Tuesday, January 22, 2008

My Bad Habits 6-14-06

So basically, my life is consisting of bad habits, and I mean I guess they are bad but I love my bad habits...  in fact I hate people with no bad habits, so I figure I will list my favorites...

I curse too much,  I mean, well too much is a judgment and I think I curse just right, meaning not in front of my mother, but otherwise I am fairly foul.  I am pretty well educated supposedly, but that is what makes it better to me.  Fuck what you think an Ivy League Nigga should be.  (now don't you love that sentence?)  I will just do what feels comfortable, even though in some rooms I think I seem less educated than most, but then again I got the paper behind me to phukkem.

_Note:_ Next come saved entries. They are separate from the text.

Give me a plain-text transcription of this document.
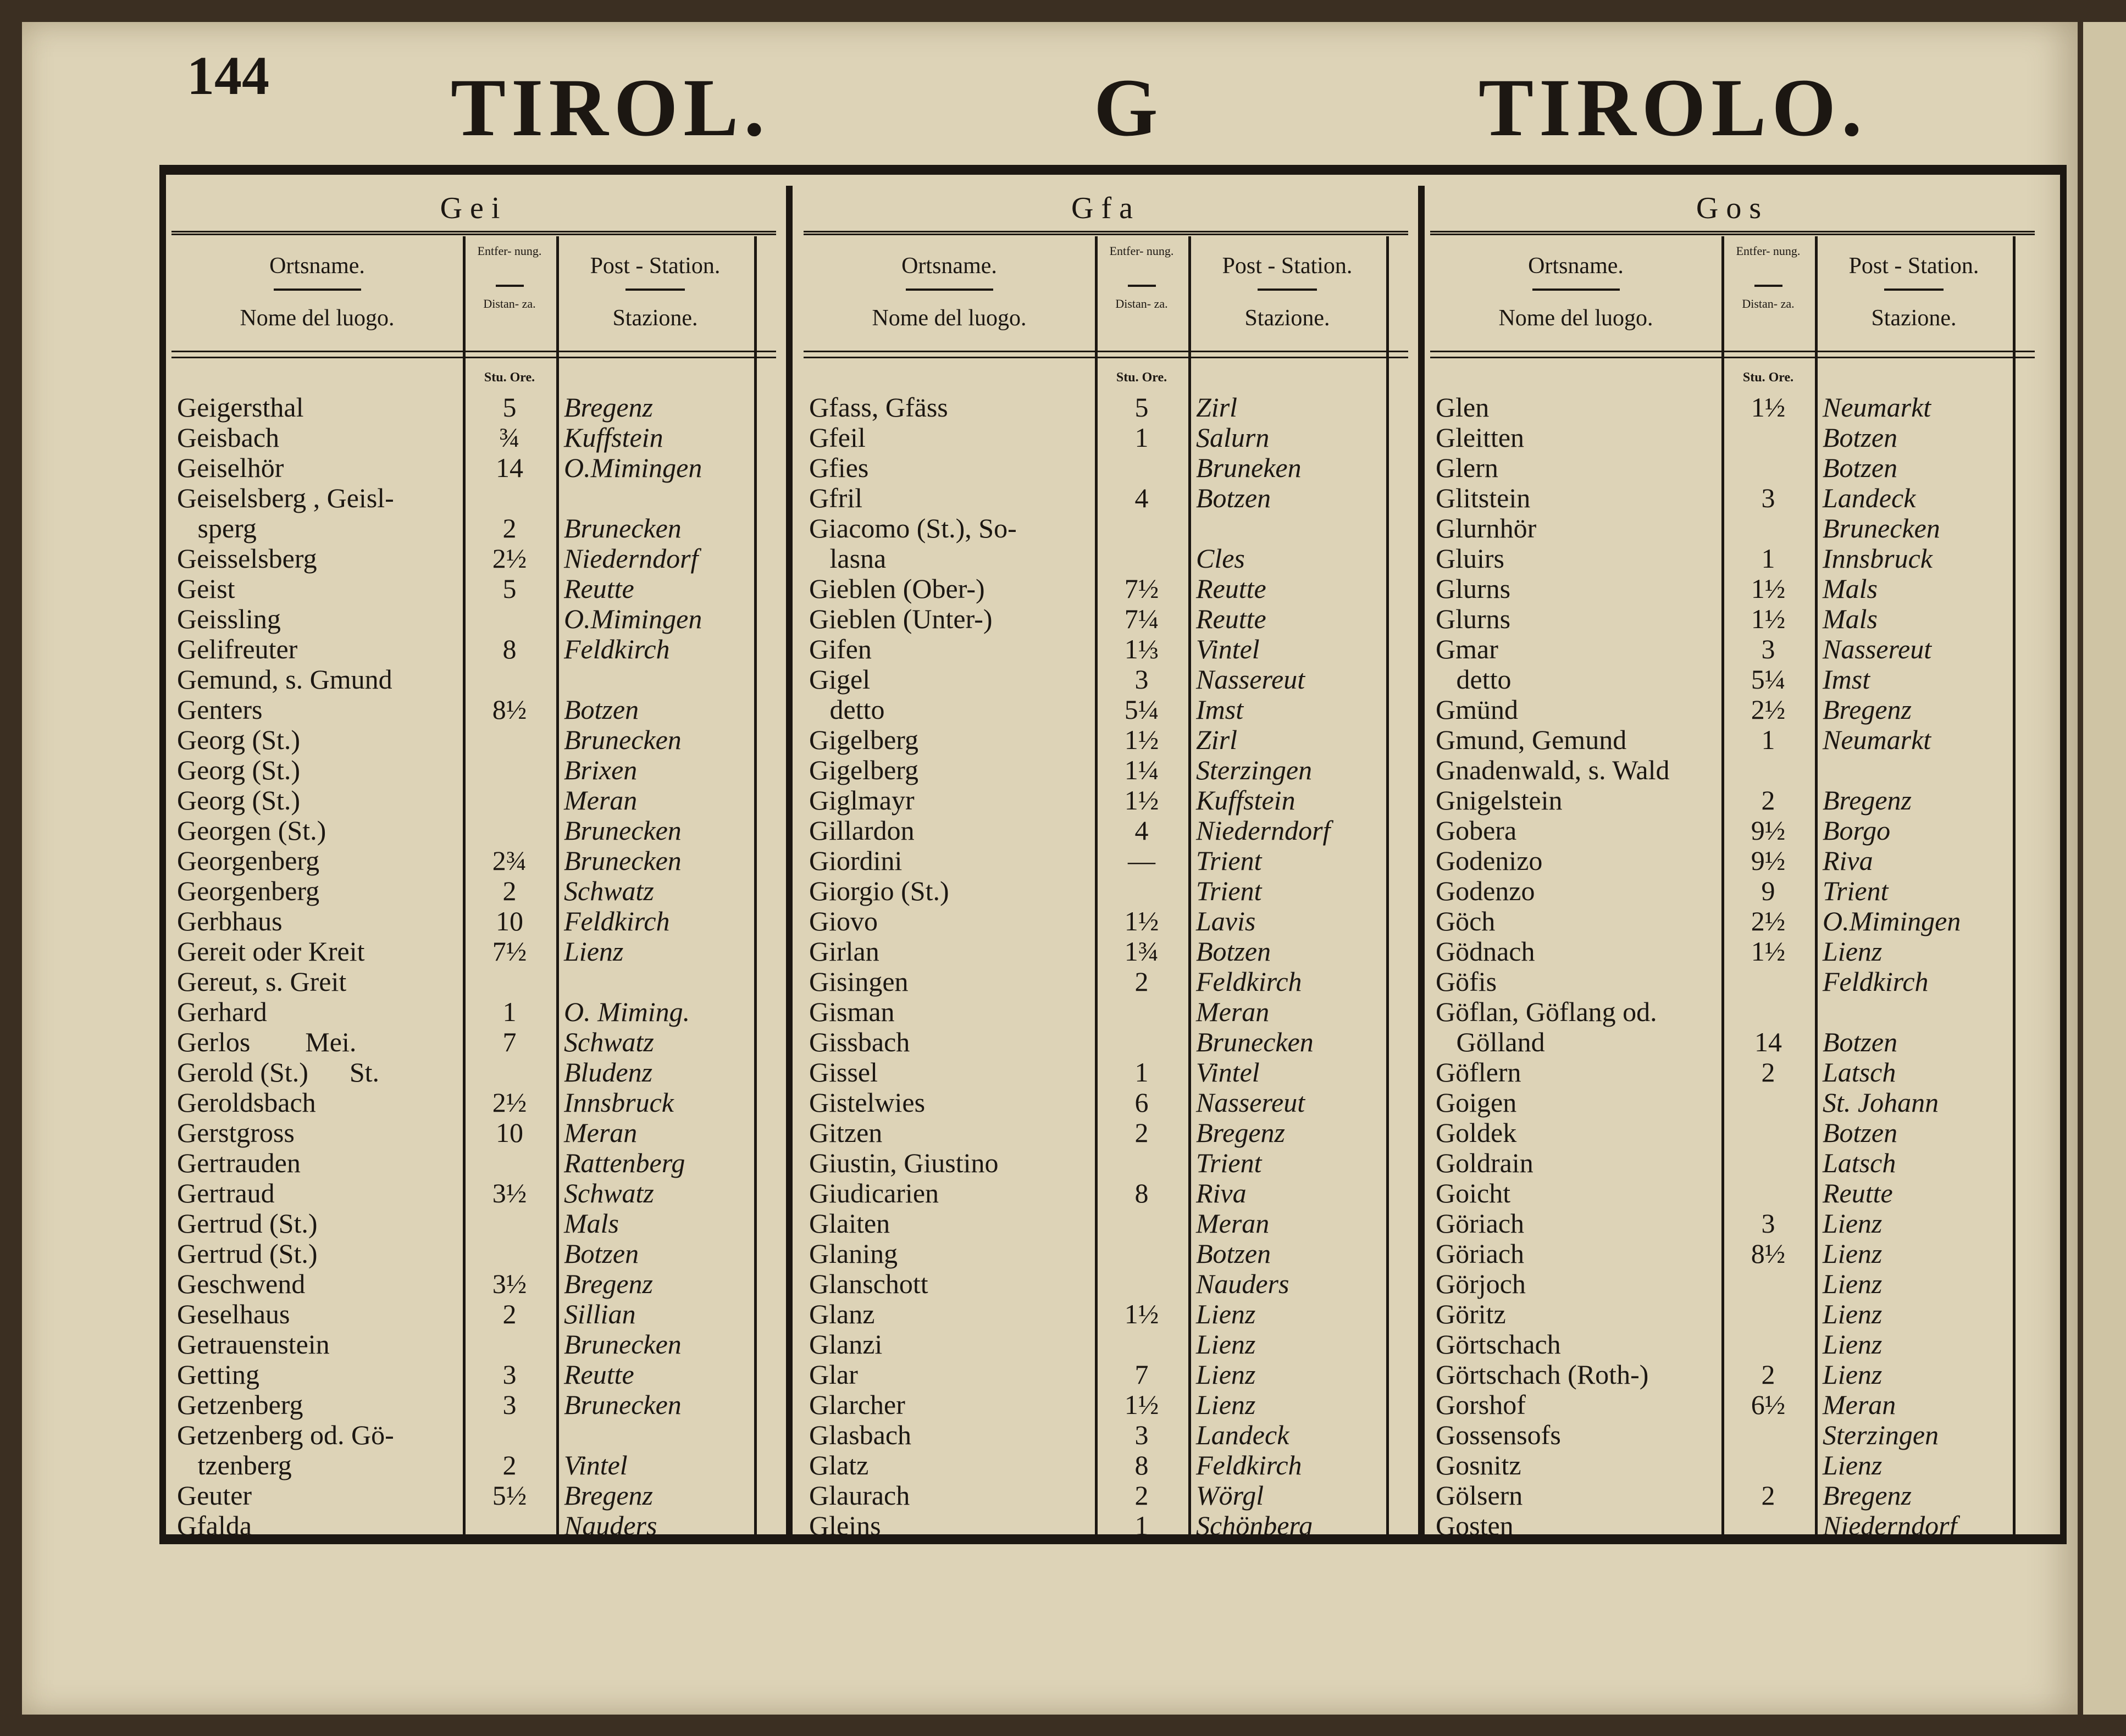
144 TIROL.	G	TIROLO.
Gei
Ortsname.
Nome del luogo.
Entfer- nung.
Distan- za.
Post - Station.
Stazione.
Stu. Ore.
Geigersthal	5	Bregenz
Geisbach	¾	Kuffstein
Geiselhör	14	O.Mimingen
Geiselsberg , Geisl-
sperg	2	Brunecken
Geisselsberg	2½	Niederndorf
Geist	5	Reutte
Geissling	O.Mimingen
Gelifreuter	8	Feldkirch
Gemund, s. Gmund
Genters	8½	Botzen
Georg (St.)	Brunecken
Georg (St.)	Brixen
Georg (St.)	Meran
Georgen (St.)	Brunecken
Georgenberg	2¾	Brunecken
Georgenberg	2	Schwatz
Gerbhaus	10	Feldkirch
Gereit oder Kreit	7½	Lienz
Gereut, s. Greit
Gerhard	1	O. Miming.
Gerlos        Mei.	7	Schwatz
Gerold (St.)      St.	Bludenz
Geroldsbach	2½	Innsbruck
Gerstgross	10	Meran
Gertrauden	Rattenberg
Gertraud	3½	Schwatz
Gertrud (St.)	Mals
Gertrud (St.)	Botzen
Geschwend	3½	Bregenz
Geselhaus	2	Sillian
Getrauenstein	Brunecken
Getting	3	Reutte
Getzenberg	3	Brunecken
Getzenberg od. Gö-
tzenberg	2	Vintel
Geuter	5½	Bregenz
Gfalda	Nauders
Gfa
Ortsname.
Nome del luogo.
Entfer- nung.
Distan- za.
Post - Station.
Stazione.
Stu. Ore.
Gfass, Gfäss	5	Zirl
Gfeil	1	Salurn
Gfies	Bruneken
Gfril	4	Botzen
Giacomo (St.), So-
lasna	Cles
Gieblen (Ober-)	7½	Reutte
Gieblen (Unter-)	7¼	Reutte
Gifen	1⅓	Vintel
Gigel	3	Nassereut
detto	5¼	Imst
Gigelberg	1½	Zirl
Gigelberg	1¼	Sterzingen
Giglmayr	1½	Kuffstein
Gillardon	4	Niederndorf
Giordini	—	Trient
Giorgio (St.)	Trient
Giovo	1½	Lavis
Girlan	1¾	Botzen
Gisingen	2	Feldkirch
Gisman	Meran
Gissbach	Brunecken
Gissel	1	Vintel
Gistelwies	6	Nassereut
Gitzen	2	Bregenz
Giustin, Giustino	Trient
Giudicarien	8	Riva
Glaiten	Meran
Glaning	Botzen
Glanschott	Nauders
Glanz	1½	Lienz
Glanzi	Lienz
Glar	7	Lienz
Glarcher	1½	Lienz
Glasbach	3	Landeck
Glatz	8	Feldkirch
Glaurach	2	Wörgl
Gleins	1	Schönberg
Gos
Ortsname.
Nome del luogo.
Entfer- nung.
Distan- za.
Post - Station.
Stazione.
Stu. Ore.
Glen	1½	Neumarkt
Gleitten	Botzen
Glern	Botzen
Glitstein	3	Landeck
Glurnhör	Brunecken
Gluirs	1	Innsbruck
Glurns	1½	Mals
Glurns	1½	Mals
Gmar	3	Nassereut
detto	5¼	Imst
Gmünd	2½	Bregenz
Gmund, Gemund	1	Neumarkt
Gnadenwald, s. Wald
Gnigelstein	2	Bregenz
Gobera	9½	Borgo
Godenizo	9½	Riva
Godenzo	9	Trient
Göch	2½	O.Mimingen
Gödnach	1½	Lienz
Göfis	Feldkirch
Göflan, Göflang od.
Gölland	14	Botzen
Göflern	2	Latsch
Goigen	St. Johann
Goldek	Botzen
Goldrain	Latsch
Goicht	Reutte
Göriach	3	Lienz
Göriach	8½	Lienz
Görjoch	Lienz
Göritz	Lienz
Görtschach	Lienz
Görtschach (Roth-)	2	Lienz
Gorshof	6½	Meran
Gossensofs	Sterzingen
Gosnitz	Lienz
Gölsern	2	Bregenz
Gosten	Niederndorf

I drink too much, then again that is again a judgment and I am not about that, but hell, I like drinking a lot, even if it is bordering on what the liberals call problematic.  At this point I figure I still make it to work and have fun, and have not really annoyed anyone I care about annoying, therefore...  Plus I am an asshole so making people uncomfortable is fun for me, so maybe I lay shit on a little thick sometimes.

I LOVE McDonalds...  and pork...  When did it become passe to eat bullshit?  hell I don't know, fuck I care for either, I pretty much don't mind being fat, though I do mind people who talk shit about my good friends Big Mac and Pork Chop, I mean who are you to talk shit about my people?  I don't know when it happened but at some point shit changed and you can barely find an educated person that likes a pork chop and a quarter pounder...  deezam.  Personally I have accepted being fat... any working out I do would be to become less fat but still fat, since in order for me to work out I would have to drink less, and therefore...

I am completely irresponsible with money...  But I am a hell of a lot of fun, so let me tell it its a trade off.  I mean sure, a dude with barely a real job and only occasional clients shouldn't be buying round for folks and going to bougie ass restaurants but its what I want to do.  I mean I figure until the reopen debtors prisons I will be that last educated dude out here with a low credit score and good stories.  We wont talk about the money I spend outside of the bar...  its really not any better.

I'm an asshole, well sometimes at least.  I mean I guess I am hard on people...  If you read what I write you can sort of feel the asshole stuff, but hell.

Understand none of this is like a pity party, or trying to get props, its just my reality.  I like being sort of fucked up cause I figure that is what makes me hot.  I guess my ego is another issue.  I just read too many blogs or talk to too many people that want to be perfect.  they never sleep with ugly people, the eat all the right shit, and read intelligent books, and never have any bad habits.  I HATE those people...  have some color, have some flaws...  its okay, cause whoever you are fronting for they are going to get to know you and find that stuff out anyway.  embrace it and make sure you have a personality... even if other folks dont like it.